- Born: c. 1644 Martha's Vineyard (Wampanoag: Noepe)
- Disappeared: Coastal waters off Nantucket, Massachusetts, U.S.
- Died: 1665 (aged about 21)
- Other names: Joel Jacoomis, Joell Jacoomis, Joel Iacoomes, Joel Hiacoomb, Joel Iacoombs, J:acoomis, Jacoomis
- Education: Harvard University
- Occupation: Student
- Known for: Attending Harvard
- Father: Hiacoomes

Signature

= Joel Hiacoomes =

Native American student

Joel Hiacoomes (c. 16441665) was a Wampanoag interpreter and one of the first Native American students at Harvard University.

==Life==
Joel Hiacoomes, son of Hiacoomes, the Wampanoag interpreter for missionary Thomas Mayhew, was born into the Wampanoag Tribe on Martha's Vineyard, traditionally Noepe. Joel and his classmate Caleb Cheeshahteaumuck, also a Wampanoag, were taught on the Vineyard by Peter Folger, the maternal grandfather to Benjamin Franklin. The two went on to attend Elijah Corlett's grammar school in Cambridge in around 1657. In 1661 they both entered Harvard's Indian College. Joel Hiacoomes and Caleb Cheeshahteaumuck were both set to graduate from Harvard in 1665; however, only Caleb received his degree.

==Harvard and death==
Joel Hiacoomes was set to be named Harvard valedictorian, but died before graduation in a shipwreck, after robbers pounced on the shipwreck survivors. The boat Joel sailed on was found wrecked on the shores of Nantucket Island.

== Legacy ==
In the time that Joel attended Harvard, two weeks of oral exams in Greek and Latin were a requirement for graduation, in addition to attending the commencement ceremony. Therefore, due to his untimely death, Joel never received his Harvard diploma. Harvard rectified this in 2011 when, almost 350 years after Joel Hiacoomes was scheduled to graduate, Harvard University presented members of the Wampanoag community with a special posthumous degree for him alongside Tiffany Smalley, the first Wampanoag to graduate from Harvard College since Caleb.
In response to the posthumous ceremony in 2011, Cheryl Andrews-Maltais, the chairwoman of the Wampanoag Tribe of Gay Head (Aquinnah), said:
 "We are delighted that this posthumous degree is being awarded to our own Joel Iacoomes since he was from our island community, it means a great deal to us to see his extraordinary achievement recognized alongside his fellow tribe member, Caleb Cheeshahteaumuck, the first Indian to graduate from Harvard."

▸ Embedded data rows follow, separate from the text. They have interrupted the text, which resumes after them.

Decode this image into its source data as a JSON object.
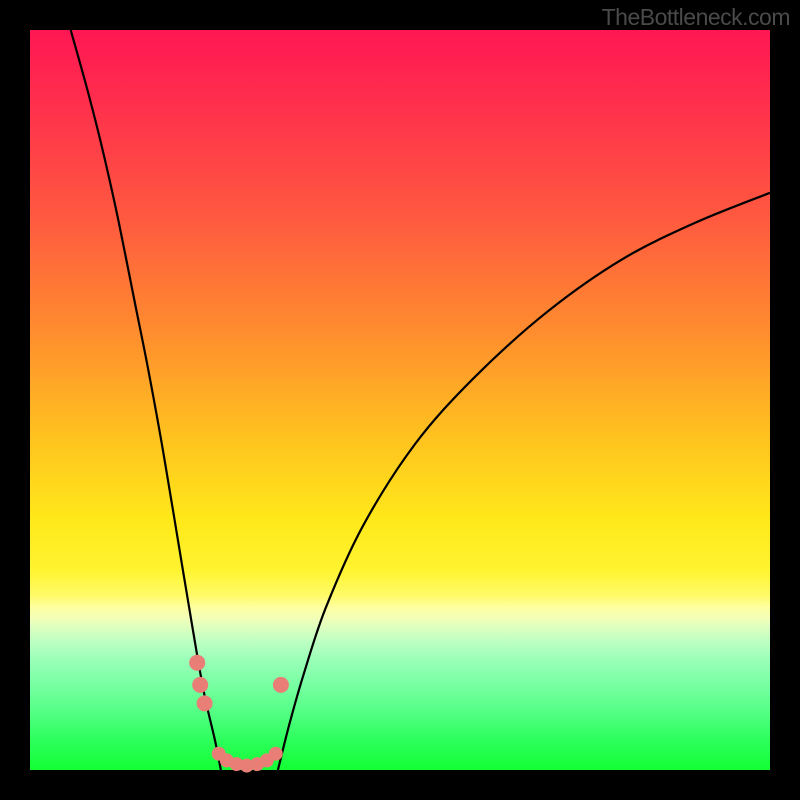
{
  "watermark": "TheBottleneck.com",
  "chart_data": {
    "type": "line",
    "title": "",
    "xlabel": "",
    "ylabel": "",
    "xlim": [
      0,
      1
    ],
    "ylim": [
      0,
      1
    ],
    "series": [
      {
        "name": "left-curve",
        "x": [
          0.055,
          0.08,
          0.1,
          0.12,
          0.14,
          0.16,
          0.18,
          0.2,
          0.22,
          0.235,
          0.25,
          0.258
        ],
        "y": [
          1.0,
          0.91,
          0.83,
          0.74,
          0.64,
          0.54,
          0.43,
          0.31,
          0.19,
          0.105,
          0.04,
          0.0
        ]
      },
      {
        "name": "right-curve",
        "x": [
          0.335,
          0.35,
          0.37,
          0.4,
          0.45,
          0.52,
          0.6,
          0.7,
          0.8,
          0.9,
          1.0
        ],
        "y": [
          0.0,
          0.06,
          0.13,
          0.22,
          0.33,
          0.44,
          0.53,
          0.62,
          0.69,
          0.74,
          0.78
        ]
      }
    ],
    "annotations": {
      "highlight_dots_left": {
        "x": [
          0.226,
          0.23,
          0.236
        ],
        "y": [
          0.145,
          0.115,
          0.09
        ]
      },
      "highlight_dots_right": {
        "x": [
          0.339
        ],
        "y": [
          0.115
        ]
      },
      "highlight_bottom_chain": {
        "x": [
          0.255,
          0.266,
          0.279,
          0.293,
          0.307,
          0.32,
          0.332
        ],
        "y": [
          0.022,
          0.013,
          0.008,
          0.006,
          0.008,
          0.013,
          0.022
        ]
      }
    },
    "colors": {
      "curve": "#000000",
      "dots": "#e87e76",
      "gradient_top": "#ff1753",
      "gradient_mid": "#ffe81a",
      "gradient_bottom": "#13ff34"
    }
  }
}
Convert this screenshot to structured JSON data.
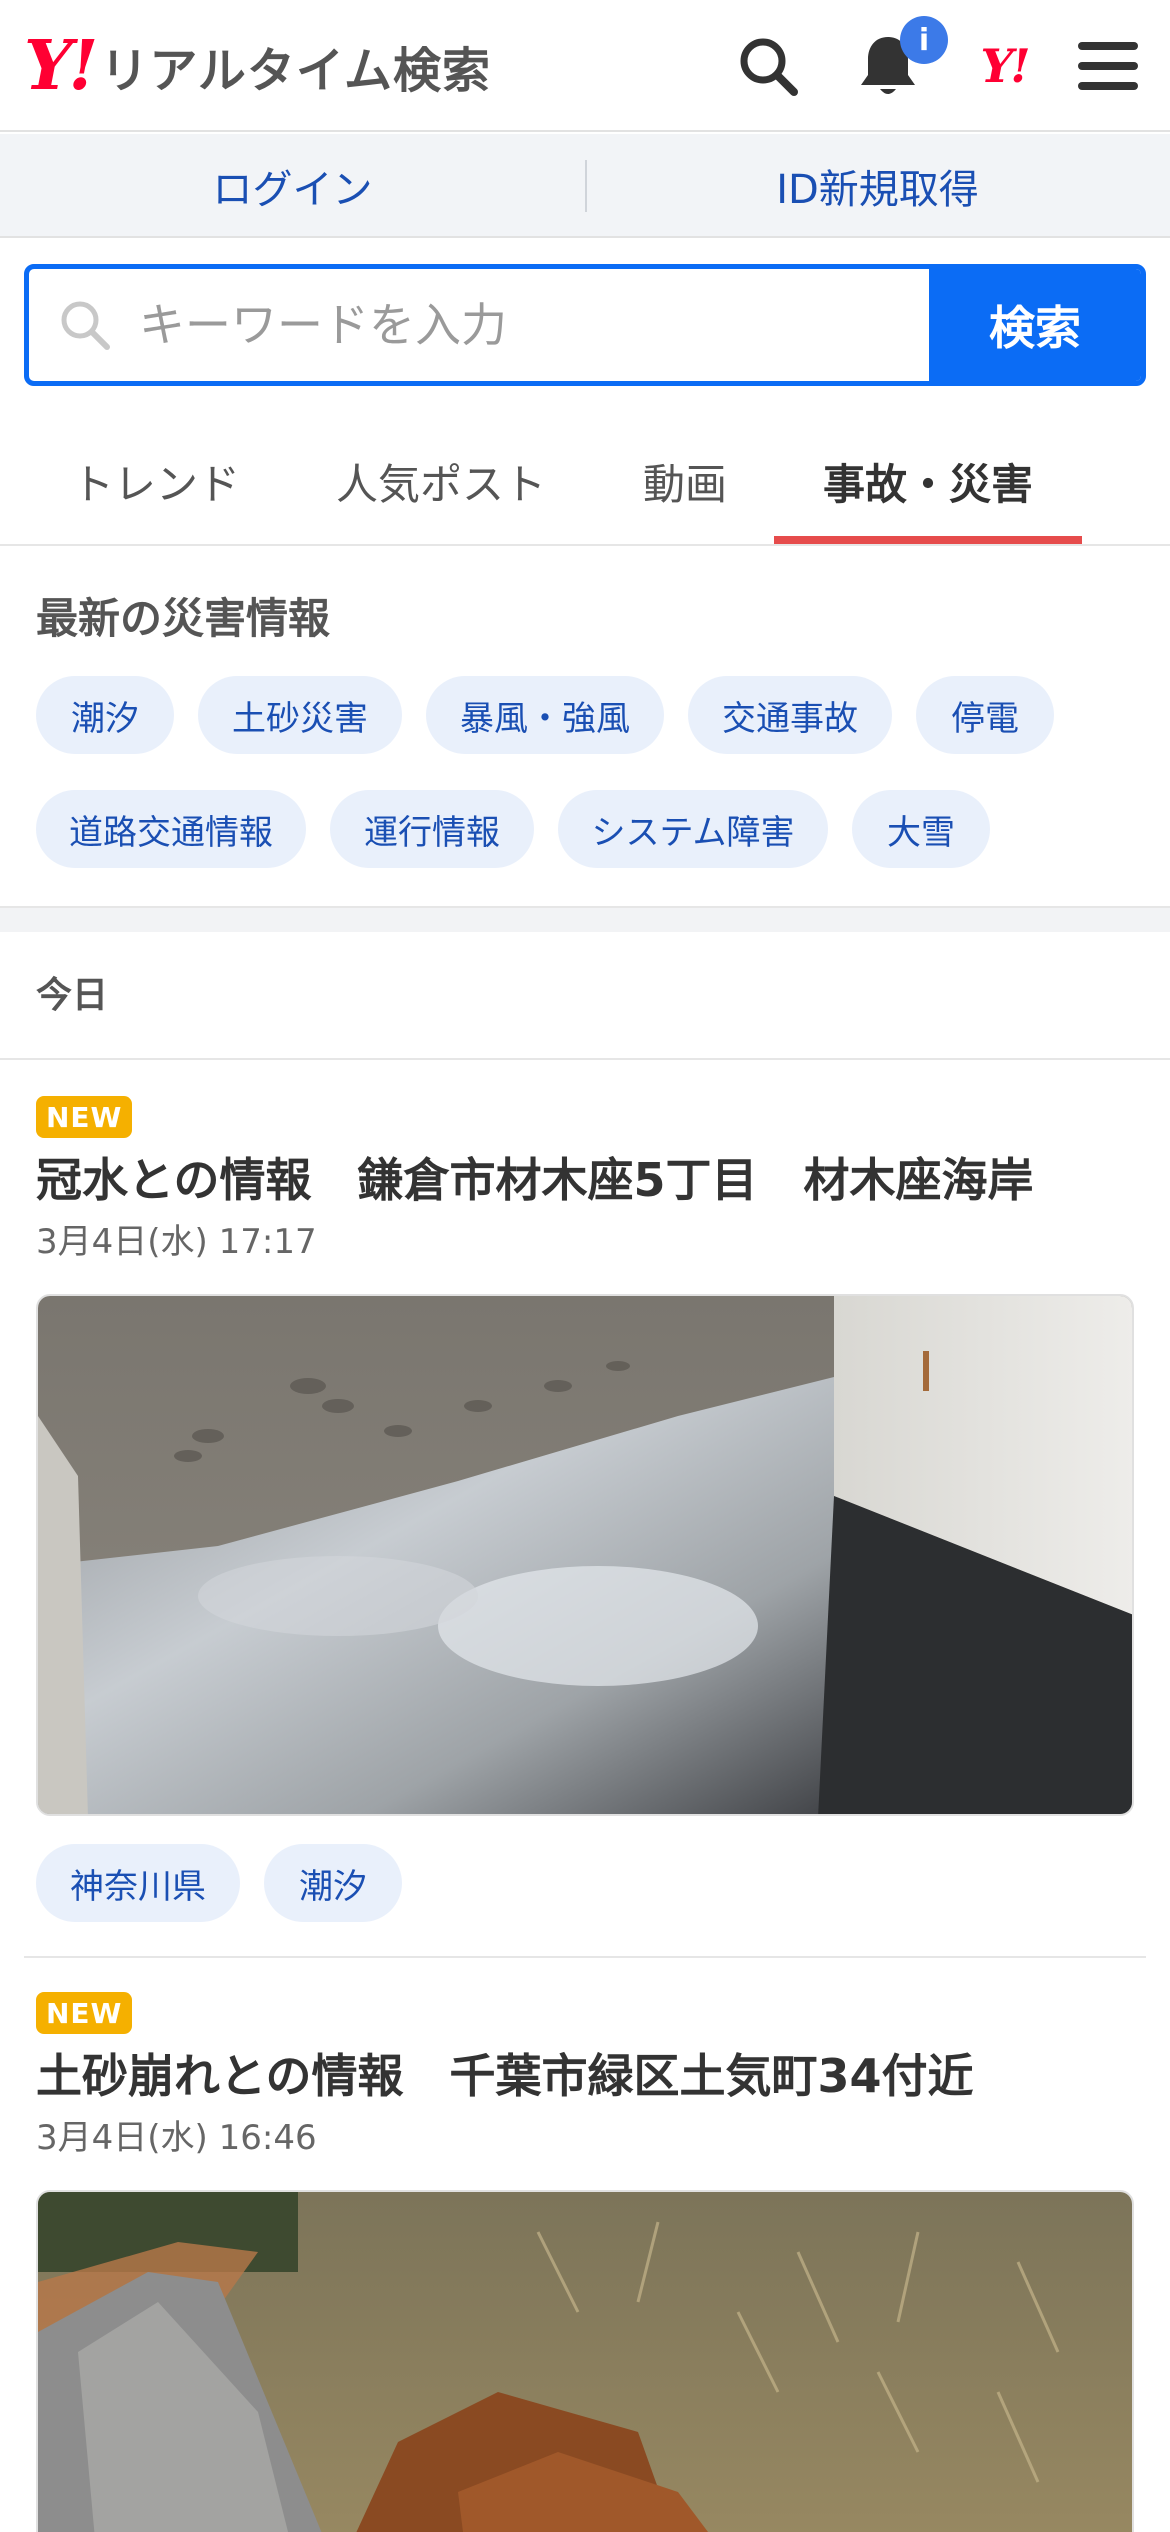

While at Harvard, Joel used John Amos Comenius's Janua Linguarum Reserata as a textbook. The Harvard College Library copy of the first edition of the Janua Linguarum has Joel's signature twice as a borrower.

In 1674, Daniel Gookin, writing about American Indians in New England, described Joel and Caleb Cheeshahteaumuck as "hopeful young men, especially Joel, being so ripe in learning, that he should, within a few months, have taken his first degree of bachelor of art in the college." Gookin, further elaborating, explained how Joel "was a good scholar and a pious man, as I judge. I knew him well; for he lived and was taught in the same town where I dwell. I observed him for several years, after he was grown to years of discretion, to be not only a diligent student, but an attentive hearer of God’s word; diligently writing the sermons, and frequenting lectures; grave and sober in his conversation."

Hiacoomes and Cheeshahteaumuck are portrayed in Geraldine Brooks' book of historical fiction Caleb's Crossing.

Alternative spellings of Joel's last name are: Jacoomis, Iacoomes, Iacoombs, J:acoomis, and Jacoomis.